European Commissioner for Neighbourhood and Enlargement Olivér Várhelyi said that the Council’s decision was sending a very clear message to the citizens of BiH that the EU stands by the country. He added that it was now necessary for BiH to show its readiness to fulfill the conditions set earlier, “Europe delivers and now we want to see Bosnia and Herzegovina deliver as well.” The conditions mentioned by Commissioner Várhelyi are 14 key reforms that the European Commission put before BiH back in May 2019. They concern reforms in several areas, including democracy, the rule of law and public administration.
Political commentators in Bosnia and Herzegovina believe that the EU should have granted Bosnia and Herzegovina candidate status at the same time as the majority of other countries in the Western Balkans.

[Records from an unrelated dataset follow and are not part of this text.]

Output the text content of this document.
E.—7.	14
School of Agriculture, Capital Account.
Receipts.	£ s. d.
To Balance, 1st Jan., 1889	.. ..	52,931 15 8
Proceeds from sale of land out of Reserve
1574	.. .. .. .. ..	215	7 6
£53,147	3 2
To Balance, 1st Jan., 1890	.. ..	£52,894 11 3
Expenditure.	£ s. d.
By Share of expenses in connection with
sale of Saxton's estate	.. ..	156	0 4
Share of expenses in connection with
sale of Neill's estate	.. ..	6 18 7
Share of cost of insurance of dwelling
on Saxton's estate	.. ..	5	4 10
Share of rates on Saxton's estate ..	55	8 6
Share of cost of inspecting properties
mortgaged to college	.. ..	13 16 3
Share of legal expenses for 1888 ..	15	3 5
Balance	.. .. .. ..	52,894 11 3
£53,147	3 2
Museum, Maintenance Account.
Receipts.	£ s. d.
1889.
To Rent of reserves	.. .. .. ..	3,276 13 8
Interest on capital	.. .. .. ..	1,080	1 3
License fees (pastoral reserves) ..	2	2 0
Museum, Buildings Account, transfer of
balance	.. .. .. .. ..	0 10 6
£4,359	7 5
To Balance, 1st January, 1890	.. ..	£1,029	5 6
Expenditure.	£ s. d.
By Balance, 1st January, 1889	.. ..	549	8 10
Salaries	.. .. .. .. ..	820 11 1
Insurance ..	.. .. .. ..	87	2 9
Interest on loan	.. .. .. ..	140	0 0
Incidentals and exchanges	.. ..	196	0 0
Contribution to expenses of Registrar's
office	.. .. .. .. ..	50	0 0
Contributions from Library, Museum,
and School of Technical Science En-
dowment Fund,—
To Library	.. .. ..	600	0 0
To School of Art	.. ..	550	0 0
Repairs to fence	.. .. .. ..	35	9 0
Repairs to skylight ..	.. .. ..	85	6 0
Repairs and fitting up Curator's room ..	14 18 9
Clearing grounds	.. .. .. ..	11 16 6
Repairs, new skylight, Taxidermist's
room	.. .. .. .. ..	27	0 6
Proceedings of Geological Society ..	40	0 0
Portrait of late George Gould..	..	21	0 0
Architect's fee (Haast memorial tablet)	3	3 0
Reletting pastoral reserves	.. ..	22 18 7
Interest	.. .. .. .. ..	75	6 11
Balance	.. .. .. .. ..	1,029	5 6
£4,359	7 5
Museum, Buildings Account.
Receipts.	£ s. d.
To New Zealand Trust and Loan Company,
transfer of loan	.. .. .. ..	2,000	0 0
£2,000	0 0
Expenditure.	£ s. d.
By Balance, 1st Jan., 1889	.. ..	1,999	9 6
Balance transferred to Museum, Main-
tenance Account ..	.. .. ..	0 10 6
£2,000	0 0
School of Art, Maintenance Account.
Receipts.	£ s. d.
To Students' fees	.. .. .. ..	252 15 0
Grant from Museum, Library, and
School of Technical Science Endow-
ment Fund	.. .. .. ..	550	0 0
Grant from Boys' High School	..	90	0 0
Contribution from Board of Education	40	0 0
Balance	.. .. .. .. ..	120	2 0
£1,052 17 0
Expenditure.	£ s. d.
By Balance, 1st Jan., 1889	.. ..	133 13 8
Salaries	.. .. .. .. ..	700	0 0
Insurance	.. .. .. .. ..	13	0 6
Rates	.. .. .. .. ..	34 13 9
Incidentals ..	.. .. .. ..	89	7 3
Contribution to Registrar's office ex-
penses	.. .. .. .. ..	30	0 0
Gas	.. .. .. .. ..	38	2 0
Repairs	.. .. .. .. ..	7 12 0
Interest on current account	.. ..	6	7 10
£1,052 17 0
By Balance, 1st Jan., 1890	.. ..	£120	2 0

This could have helped to facilitate the resolution of numerous internal problems in the country. For example, the government of the Republika Srpska entity maintains close economic and political ties with Moscow, and the absence of candidate status for EU membership only favored the growth of Russian influence.
EU candidate status for BiH benefits both parties
Ahead of the vote at an EU summit on December 15, Latvian Prime Minister Krišjānis Kariņš said the decision was “mutually beneficial to both the Western Balkans and the European Union as a whole.” “The European Union has a geopolitical interest in the Balkans,” he added.
EU High Representative for Foreign Affairs and Security Policy Josep Borrell said on the sidelines of the EU summit, “It is a good occasion for the leadership of Bosnia and Herzegovina to push for the reforms. This is the occasion for the country to really embark on the European path. It’s a very important step for Bosnia Herzegovina and for the whole region.”
Due to the ongoing political crisis in Bosnia and Herzegovina, little has been done so far to implement the set conditions. All public opinion surveys show that membership in the EU is one of the rare goals strongly supported by all three nationalities and throughout BiH. All the parliamentary parties in Bosnia and Herzegovina that are participating in the negotiations on forming a government after the elections in October have put the continuation of the European path high on their list of priorities, regardless of the fact that no one knows how long the journey will take.
Slovenia advocates Western Balkans enlargement
Slovenia has dedicated a lot of effort to explain to its partners why, given the geopolitical situation, BiH should receive candidate status. The decision to grant Bosnia and Herzegovina EU candidate status was described in Ljubljana as “a great success of Slovenian foreign policy.” At the same time, Ljubljana stresses that Slovenia is committed to bringing the entire Western Balkans into the EU as soon as possible.
Prime Minister Robert Golob said at the time of the EU Council decision on 13 December that BiH had been waiting for this decision for twenty years. In the EU, he said, trust needs to be built towards the people of BiH.
Slovenian top officials have put advocacy of BiH high on their foreign policy agenda, and Slovenian calls were further amplified by the developments in BIH at the beginning of the year. President Borut Pahor has repeatedly warned that the process of EU enlargement to the Western Balkan countries is too slow and that BiH should be granted candidate status immediately.
Candidate status is also a clear signal to the political structures in BiH, which now have a full mandate to carry out as many reforms as possible and to show their voters that they share their vision of the country’s future in the EU. “There were many doubts about this from member states as well as the European Commission, but I think that in the end we were able to prove with arguments that Bosnia and Herzegovina has made significant progress over time,” said Foreign Ministry State Secretary Marko Štucin.
Faris Kočan, a researcher at the Centre for International Relations at the Ljubljana School of Business and Economics, believes that Slovenia played an important role in the decision, as it is perceived – alongside Croatia and Austria – as an EU member state that represents a kind of bridge between the EU and the Western Balkans because of its own history. “In this context, it was important that Slovenia, together with its partners – Austria in particular, but also Croatia – put BiH high on the EU agenda,” he added.